Friday, February 24, 2017

Reflection #91: Ramblings of an old man



            I admit that this is an over-simplification, but I find there to be an interesting triad to “getting up there in age”.  (Trust me when I tell you that I have the credentials.  I retired 13 years ago, and it wasn’t an early retirement.)   First, we tend to love reminiscing, particularly if we can find a grandchild willing to listen.  “Yes, Tricia, when I was your age, and we made a phone call, we’d pick up the receiver and a lady at the other end would ask what number we were calling, and what our number was.” 
            The second element is being critical of the “modern” ways. “Why, in my day,… blah, blah, blah.  How can kids sign a check, if they don’t know cursive writing?”
            Finally, there is a tendency to think that things will always be as they are now.   It is that last point that prompted this reminiscence about Ignatius in the ‘60’s and ‘70’s.   Recently I was cleaning my closet and I came across a dozen neckties that I wore as a teacher.  I had saved them because I will always need neckties.  After all, the world never changes.   Now I realize that I only need one or two for “state” occasions, so I asked my son, a son-in-law and a grandson, all of whom are in the “business world” if they’d wanted any of them.  No, they don’t wear neckties at work.  What?  What’s happening to the world?
This brings me back to Ignatius.  When I started teaching in 1961, it was a requirement that the boys all wore neckties and sport coats.  I did a little bit of research…looking in old yearbooks…and found that, through the ‘60’s, that rule was in tact, but by the mid-‘70’s, the boys were no longer wearing them.  
                        Another change: A few days ago, as I walked through the halls of the school, I was startled. My first year teaching at 1076 was the first year that the students passed from classroom to classroom to change classes.  The students weren’t allowed to talk during the passing, and the teachers were instructed to stand at our doors to enforce that rule.  Prior to that, the students stayed and the teachers went from room to room.  
            This past Tuesday, students were lining the halls, sitting on benches, sitting on chairs and sitting on the floor…and it was during a class period, and as far as I could tell, things were fine.  Some of the students were talking; others were working on their laptops.    When I passed open classroom doors, there were students sitting at their desks, busily “typing” (is it still called that?) or reading. 
This is NOT a criticism.  It is a simple observation.  Ignatius is still a great school, but the world is a different place now.  There is scant evidence that things are worse than in the “old days”, as my contemporaries are inclined, and/or choose, to believe.  “Why! In my day, those kids would have been hit, jugged, expelled or all three.”

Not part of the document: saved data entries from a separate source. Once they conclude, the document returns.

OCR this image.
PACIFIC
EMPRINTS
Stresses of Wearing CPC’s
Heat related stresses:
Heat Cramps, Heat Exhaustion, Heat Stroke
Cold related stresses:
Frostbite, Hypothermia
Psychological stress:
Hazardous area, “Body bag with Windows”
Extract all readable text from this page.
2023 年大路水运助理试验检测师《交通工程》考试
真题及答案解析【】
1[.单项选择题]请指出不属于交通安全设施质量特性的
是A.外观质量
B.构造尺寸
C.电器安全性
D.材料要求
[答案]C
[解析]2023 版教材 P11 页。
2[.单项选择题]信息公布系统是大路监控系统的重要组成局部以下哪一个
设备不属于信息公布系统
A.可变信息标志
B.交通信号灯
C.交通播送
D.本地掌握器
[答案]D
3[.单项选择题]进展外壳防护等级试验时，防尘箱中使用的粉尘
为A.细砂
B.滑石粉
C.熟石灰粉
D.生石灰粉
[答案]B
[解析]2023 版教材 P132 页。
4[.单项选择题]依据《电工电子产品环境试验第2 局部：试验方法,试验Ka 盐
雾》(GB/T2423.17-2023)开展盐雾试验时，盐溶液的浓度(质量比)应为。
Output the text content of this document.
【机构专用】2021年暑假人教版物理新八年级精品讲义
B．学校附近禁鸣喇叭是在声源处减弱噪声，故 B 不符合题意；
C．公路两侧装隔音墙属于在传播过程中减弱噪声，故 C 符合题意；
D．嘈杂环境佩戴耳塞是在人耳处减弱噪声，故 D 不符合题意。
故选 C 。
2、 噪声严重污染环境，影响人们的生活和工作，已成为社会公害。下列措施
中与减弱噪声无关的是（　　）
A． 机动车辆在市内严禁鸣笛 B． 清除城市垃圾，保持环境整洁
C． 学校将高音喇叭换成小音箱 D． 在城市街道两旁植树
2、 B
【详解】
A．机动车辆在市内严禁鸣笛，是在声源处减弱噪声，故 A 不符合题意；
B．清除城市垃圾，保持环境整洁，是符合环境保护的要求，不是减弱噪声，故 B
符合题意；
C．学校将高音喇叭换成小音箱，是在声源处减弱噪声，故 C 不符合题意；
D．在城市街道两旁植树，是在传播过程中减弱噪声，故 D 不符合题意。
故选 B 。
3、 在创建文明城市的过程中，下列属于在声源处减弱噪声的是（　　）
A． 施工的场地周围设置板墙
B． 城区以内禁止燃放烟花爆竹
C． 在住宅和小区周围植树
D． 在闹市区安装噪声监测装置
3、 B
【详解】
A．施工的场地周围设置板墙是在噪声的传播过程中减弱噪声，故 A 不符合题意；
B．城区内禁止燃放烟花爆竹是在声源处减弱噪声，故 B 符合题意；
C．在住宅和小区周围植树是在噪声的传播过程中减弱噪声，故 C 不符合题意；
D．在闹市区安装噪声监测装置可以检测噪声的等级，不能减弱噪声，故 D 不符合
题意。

One last observation about how things “use to be”.   Through most of the ‘60’s, no matter what you academic strengths or weaknesses, you were placed in a class with all of the students that scored in the same general range on the entrance exam.  Strong in math, but weak in reading?  You might be placed in the same class as the student who had opposite strengths but had the same overall entrance exam score…and that might last all four years.  Thank heavens, that has been rectified.